YEARS AGO


Today is Friday, Oct. 2, the 275th day of 2015. There are 90 days left in the year.

Associated Press

On this date in:

1780: British spy John Andre is hanged in Tappan, N.Y., during the Revolutionary War.

1835: The first battle of the Texas Revolution takes place as American settlers fight Mexican soldiers near the Guadalupe River; the Mexicans end up withdrawing.

1890: Comedian Groucho Marx is born Julius Marx in New York.

1919: President Woodrow Wilson suffers a serious stroke at the White House that leaves him paralyzed on his left side.

1939: The Benny Goodman Sextet (which included Lionel Hampton) makes its first recording, “Flying Home,” for Columbia Records.

1944: German troops crush the two-month-old Warsaw Uprising, during which a quarter of a million people had been killed.

1955: The suspense anthology “Alfred Hitchcock Presents” premieres on CBS-TV.

1967: Thurgood Marshall is sworn as an associate justice of the U.S. Supreme Court as the court opens its new term.

1975: President Gerald R. Ford formally welcomes Japan’s Emperor Hirohito to the U.S. during a ceremony on the South Lawn of the White House.

1985: Actor Rock Hudson, 59, dies at his home in Beverly Hills, Calif., after battling AIDS.

1990: The Senate votes 90-9 to confirm the nomination of Judge David H. Souter to the Supreme Court.

2002: The Washington, D.C.-area sniper attacks begin, setting off a frantic manhunt lasting three weeks. (John Allen Muhammad and Lee Boyd Malvo were finally arrested and charged with 10 killings and three woundings; Muhammad was executed in 2009; Malvo was sentenced to life in prison.)

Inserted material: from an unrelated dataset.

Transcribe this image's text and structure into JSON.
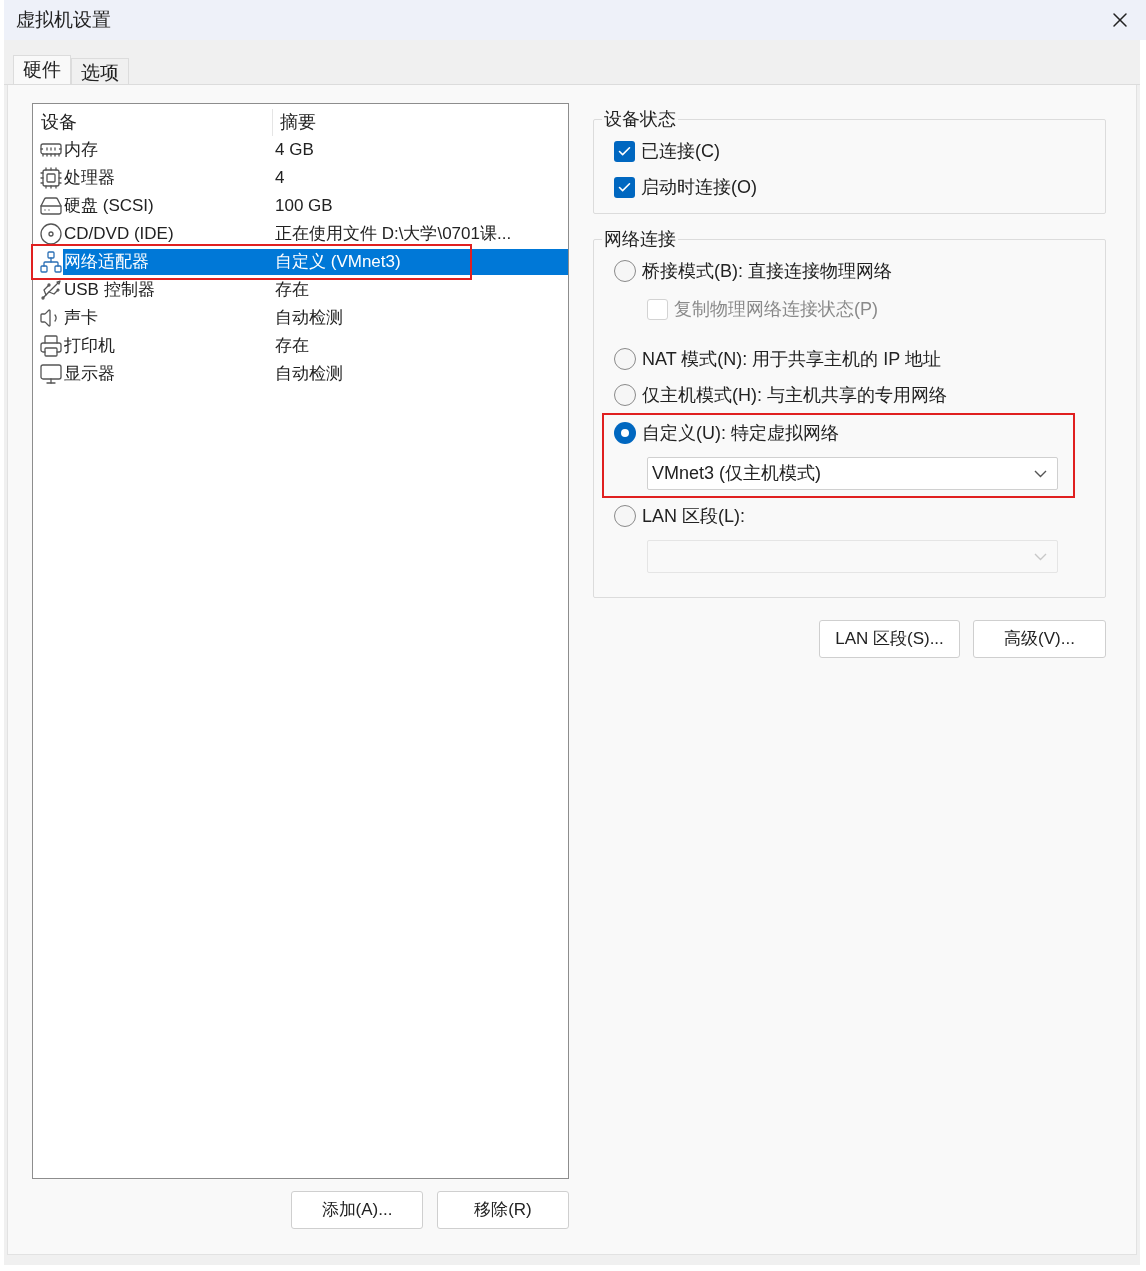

2009: The International Olympic Committee, meeting in Copenhagen, chooses Rio de Janeiro to be the site of the 2016 Summer Olympics; Chicago was eliminated in the first round, despite a last-minute in-person appeal by President Barack Obama.

2014: Actor-comedian Nipsey Russell dies in New York at age 87.

2010: A coalition of progressive and civil-rights groups marches by the thousands on the Lincoln Memorial in Washington, D.C., pledging to support Democrats struggling to keep power on Capitol Hill.

VINDICATOR FILES

1990: Fowler Landfill Inc. owner Frank Kish voluntarily closes Trumbull county’s only solid-waste dump site to all haulers after the state complains that garbage has been piled too high.

Dr. Colin Campbell is named president of the Northeastern Ohio Universities College of Medicine.

A Youngstown chapter of GASP (Group Against Smoke Pollution) has been organized and is asking local governments to regulate or prohibit smoking in public places.

1975: By a 5-2 vote, Youngstown City Council gives first reading to an ordinance permitting the controlling board to grant a franchise for the construction and operation of a cable TV system in the city.

About 25 Rayen School youths burst into Benita Drugs at 2002 Elm St. and, in the words of a cashier, “began to steal everything in sight.”

Mayor Jack C. Hunter says he will reappeal to the Ohio Supreme Court the right of Youngstown to have a residency requirement for its employees, and, if that fails, he will take the case to the U.S. Supreme Court.

1965: Dr. Marvin O. Looney, 37-year-old academic dean of Kellogg Community College in Battle Creek, Mich., is chosen educational director of Mahoning County Community College.

Pete Gulgin’s Boardman High School cross country team makes it 17 victories in a row by defeating Liberty. Roger Kreps and teammate Tom Cook come in first and second.

Two McKay Machine employees, Dale Shively and Joseph Kraly, complete a second-level course at Wittenberg University in management development.

1940: More than 1,000 volunteer registrars will help register Mahoning County male citizens between age 21 and 35 in anticipation of military conscription.

Youngstown Municipal Judge Harry C. Hoffman fines a Youngstown numbers writer $25, but warns him if he appears before the judge on gambling charges again, he will be fined $500.

Ohio librarians and library trustees will meet in Youngstown in October for the combined annual conferences of the Ohio Library Association, the Ohio Library Trustees Association, Ohio Association of Hospital Librarians and the Ohio Chapter of Special Libraries Association.